His testimony was that each FOXTROT had a nuclear-tipped torpedo on board. He stated that the Commanding Officer was authorized to use them if his ship was attacked and all communications had been lost with Moscow when US ASW Forces were prosecuting them. He stated that the Soviet submarines’ only link with what was going on was from US civilian radio (and TV audio) broadcasts and what they were able to intercept from US military communications. During the conference, it was stated several times by several historians, that US Forces were not aware that the FOXTROT submarines had nuclear torpedoes on board.
Russian testimony also indicated that sound quieting of their submarines was the top military priority throughout the 70’s and 80’s, and was pursued with a fervor equivalent to that of our Manhattan Project in World War II, or the Project Apollo moon landing. Also, since they perceived (almost Army-like in thinking) that the turning of their Northern Flank essentially cancelled all other Soviet advantages in a Central European conflict, the Maritime Strategy really did cause them a significant degree of strategic discomfort. Their basic strategy called for placing the bulk of their naval assets into a defensive role for which there were concentric far, medium and first echelons of keep-out radii. US submariners, of course, saw this entrenchment of their naval assets as the creation of a target-rich environment.

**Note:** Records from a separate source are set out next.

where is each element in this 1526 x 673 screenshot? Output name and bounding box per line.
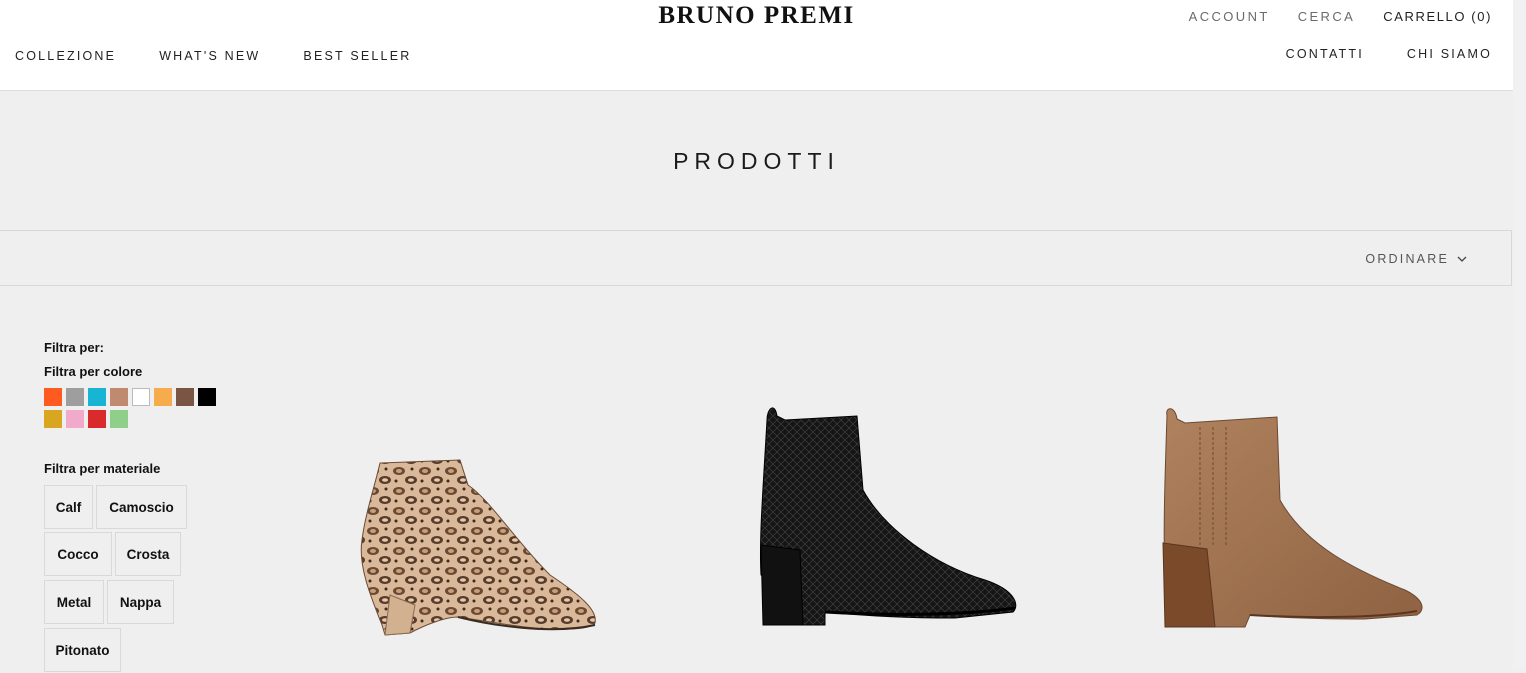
color-swatch-tan[interactable] [110, 388, 128, 406]
material-pitonato[interactable]: Pitonato [44, 628, 121, 672]
material-nappa[interactable]: Nappa [107, 580, 174, 624]
sort-dropdown[interactable]: ORDINARE [1365, 252, 1467, 266]
account-link[interactable]: ACCOUNT [1189, 9, 1270, 24]
page-title: PRODOTTI [673, 148, 840, 174]
product-card[interactable] [1155, 405, 1435, 630]
site-header: BRUNO PREMI COLLEZIONE WHAT'S NEW BEST S… [0, 0, 1513, 91]
nav-collezione[interactable]: COLLEZIONE [15, 49, 116, 63]
sort-label: ORDINARE [1365, 252, 1449, 266]
material-cocco[interactable]: Cocco [44, 532, 112, 576]
nav-contatti[interactable]: CONTATTI [1286, 47, 1364, 61]
chevron-down-icon [1457, 256, 1467, 262]
product-image-black-boot [759, 407, 1017, 626]
nav-chi-siamo[interactable]: CHI SIAMO [1407, 47, 1492, 61]
color-swatch-pink[interactable] [66, 410, 84, 428]
material-calf[interactable]: Calf [44, 485, 93, 529]
page-scrollbar[interactable] [1513, 0, 1526, 669]
color-swatches [44, 388, 234, 428]
color-swatch-black[interactable] [198, 388, 216, 406]
color-swatch-light-orange[interactable] [154, 388, 172, 406]
color-swatch-orange[interactable] [44, 388, 62, 406]
material-crosta[interactable]: Crosta [115, 532, 181, 576]
product-card[interactable] [340, 445, 610, 645]
main-nav: COLLEZIONE WHAT'S NEW BEST SELLER [15, 49, 411, 63]
search-link[interactable]: CERCA [1298, 9, 1356, 24]
material-filter-heading: Filtra per materiale [44, 461, 161, 476]
color-swatch-grey[interactable] [66, 388, 84, 406]
material-camoscio[interactable]: Camoscio [96, 485, 187, 529]
nav-whats-new[interactable]: WHAT'S NEW [159, 49, 260, 63]
info-nav: CONTATTI CHI SIAMO [1286, 47, 1492, 61]
secondary-nav: ACCOUNT CERCA CARRELLO (0) [1189, 9, 1492, 24]
product-image-suede-boot [1162, 408, 1423, 628]
color-swatch-cyan[interactable] [88, 388, 106, 406]
color-swatch-red[interactable] [88, 410, 106, 428]
color-swatch-brown[interactable] [176, 388, 194, 406]
collection-toolbar: ORDINARE [0, 230, 1512, 286]
filter-heading: Filtra per: [44, 340, 104, 355]
color-filter-heading: Filtra per colore [44, 364, 143, 379]
nav-best-seller[interactable]: BEST SELLER [303, 49, 411, 63]
product-image-snake-boot [360, 459, 596, 636]
material-metal[interactable]: Metal [44, 580, 104, 624]
color-swatch-green[interactable] [110, 410, 128, 428]
product-card[interactable] [745, 400, 1025, 630]
color-swatch-mustard[interactable] [44, 410, 62, 428]
color-swatch-white[interactable] [132, 388, 150, 406]
cart-link[interactable]: CARRELLO (0) [1383, 9, 1492, 24]
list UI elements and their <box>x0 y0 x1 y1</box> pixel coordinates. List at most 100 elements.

Sunday’s Victory Day (we call May 81h VE day and it is a major Russian holiday celebrating the WWU defeat of Germany) memorial services at the K-77 JULIET SSG was impressive, as was the tour of the K-77-a 3500 ton behemoth of a diesel-electric submarine (US diesel submarines were about 1700 tons). At the end of that affair, each of the US and Russian delegations tried unsuccessfully to outdo the other in the quantity and quality of gifts and mementos ex-changed.
Monday was somewhat a continuation of Friday and Saturday’s presentations, but with a smaller group and a good deal of Brown’s academia in the audience. It had a somewhat different agenda: how the scientists viewed the Cold War, how the operators (submariners) viewed it, how the film industry played off it and the state of US-Russian relations today.
Of interest was a description of the development and testing of he cruise missile employed on the JULIET, how the post-launch wing deployment was absolutely revolutionary for its time, and how, during testing, it managed to inadvertently attack a civilian trawler, a fishing village and a Japanese cruise ship. In one presentation Mr. A. Homer Skinner, who had been associated with the CIA, alleged that the way we found out about the Soviet submarines anechoic coatings was when one of ours bumped one of theirs and some of the coating stuck to our submarine. At that point Captain First Class (Ret) Ryurik Ketov, previously mentioned as a Cuban Missile crisis FOXTROT CO, spoke up to say that it was his VICTOR that had been bumped by a third party while he was trailing USS GEORGE WASHINGTON.
It was a fascinating three-four day event during which two groups of Cold Warriors expressed their mutual admiration and respect for one another-not as enemies, but rather as adversaries-united as all seamen have always been in a battle against a common enemy-the Ocean.